No, School Choice Will Not Destroy Private Schools

Liam Siegler | February 7, 2024

(The Lion) — School choice policies will not destroy the future of private education, despite some claims to the contrary.

Interviewed in a recent piece for Fox News, President and Founder of United States Parents Involved in Education Sheri Few argued that government money in private schools will likely “destroy” them. In her view, private schools invite future regulation when they accept state funds through ESA accounts and similar programs.

Once dependent on this money, she argues, they may potentially be put in a position where “they’re stuck having to make a choice of either closing their doors or compromising their values in order to continue to accept the federal and state funding.” 

Fear of hostile government intervention is certainly understandable. Many families choose homeschooling and private Christian schools specifically to avoid the overreach in public education. 

However, this type of objection to the school choice movement ignores several key facts. The potential dangers, of course, shouldn’t be ignored. But they are overstated. 

Even before the school choice movement started gaining traction, private schools were already being regulated. States regulate school standards, teacher certification, testing, transportation and homeschooling, to name a few common areas, the details of which vary from state to state.  

Some states are certainly more hostile to private education than others. In her comments to Fox, Few pointed to Katie Hobbs’ plan to further regulate Arizona’s ESA program. But rather than demonstrate why school choice is inherently dangerous, Arizona shows us why responsible policymaking is more important than ever.  

As Corey DeAngelis and Jason Bedrick argue, “funding need not come with burdensome regulations.” 

School choice policies are carefully written to avoid the potential for harmful interventions. Arizona’s ESA statute, for example, explicitly states that a school “shall not be required to alter its creed, practices, admissions policy or curriculum” for accepting ESA students. 

The driving philosophy of the school choice movement is to “fund students, not systems.”  Programs are designed to fund families, not directly apportion money to schools. There are no strings attached. 

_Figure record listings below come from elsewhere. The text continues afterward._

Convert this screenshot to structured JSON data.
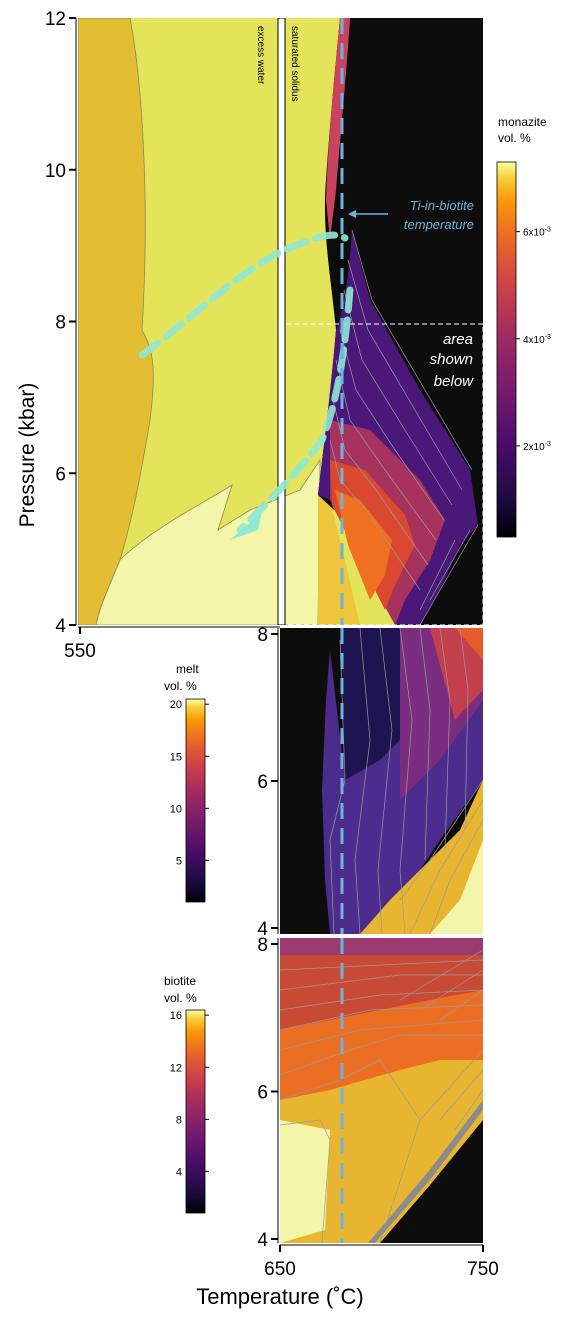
{
  "chart_data": [
    {
      "type": "heatmap",
      "panel": "main",
      "ylabel": "Pressure (kbar)",
      "x_ticks": [
        550
      ],
      "y_ticks": [
        4,
        6,
        8,
        10,
        12
      ],
      "xlim": [
        550,
        750
      ],
      "ylim": [
        4,
        12
      ],
      "annotations": {
        "excess_water": "excess water",
        "saturated_solidus": "saturated solidus",
        "ti_in_biotite_line1": "Ti-in-biotite",
        "ti_in_biotite_line2": "temperature",
        "area_line1": "area",
        "area_line2": "shown",
        "area_line3": "below"
      },
      "ti_in_biotite_temperature": 680,
      "legend": {
        "title_line1": "monazite",
        "title_line2": "vol. %",
        "ticks": [
          {
            "value": 0.006,
            "base": "6x10",
            "exp": "-3"
          },
          {
            "value": 0.004,
            "base": "4x10",
            "exp": "-3"
          },
          {
            "value": 0.002,
            "base": "2x10",
            "exp": "-3"
          }
        ],
        "range": [
          0.0003,
          0.0073
        ]
      }
    },
    {
      "type": "heatmap",
      "panel": "melt",
      "y_ticks": [
        4,
        6,
        8
      ],
      "xlim": [
        650,
        750
      ],
      "ylim": [
        4,
        8
      ],
      "legend": {
        "title_line1": "melt",
        "title_line2": "vol. %",
        "ticks": [
          20,
          15,
          10,
          5
        ],
        "range": [
          1,
          20.5
        ]
      }
    },
    {
      "type": "heatmap",
      "panel": "biotite",
      "xlabel": "Temperature (˚C)",
      "x_ticks": [
        650,
        750
      ],
      "y_ticks": [
        4,
        6,
        8
      ],
      "xlim": [
        650,
        750
      ],
      "ylim": [
        4,
        8
      ],
      "legend": {
        "title_line1": "biotite",
        "title_line2": "vol. %",
        "ticks": [
          16,
          12,
          8,
          4
        ],
        "range": [
          0.8,
          16.4
        ]
      }
    }
  ],
  "colors": {
    "ti_line": "#6fb3dc",
    "pt_path": "#8fe8d4",
    "dark": "#0d0d0d",
    "light_yellow": "#f3f5a8"
  }
}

As DeAngelis and Bedrick also point out, states with greater educational freedom tend to be the least restrictive to homeschooling and private schools. State overreach is not typically an issue where the appetite for educational freedom flourishes. And states with hostile actors like Hobbs highlight the need to stay vigilant, especially when the policies at stake benefit families. Opposition is never a good reason to retreat. 

As another cautionary tale, Few cites the 1984 Supreme Court case Grove City v. Bellwhich led to a bill requiring recipients of federal money to adhere to civil rights law.  

But Few’s fear is misplaced. The Grove City Bill applies to federal funding. Private schools do not invite any new regulations by accepting state dollars unless the program were to specifically come with strings attached (which, as mentioned before, is not the case with current school choice programs). Thankfully, private schools do not have to fear federal regulations. 

As for the potential for state regulations to harm religious schools, it is important to realize that any regulation is bound to the Constitution.  

For example, the Free Exercise Clause protects against infringements on the religious character and practices of religious schools. State law is subject to the First Amendment. Governments can’t force schools to compromise their values through funding mechanisms such as vouchers and ESAs. Any attempt to do so could be challenged in court on religious liberty grounds. 

Though there is always good reason to be mindful of the potential pitfalls in any public policy, it would be a mistake to let fear prevent good laws from helping the families who need them most. 

School choice policies are tangibly benefiting students. It is important we fight for them.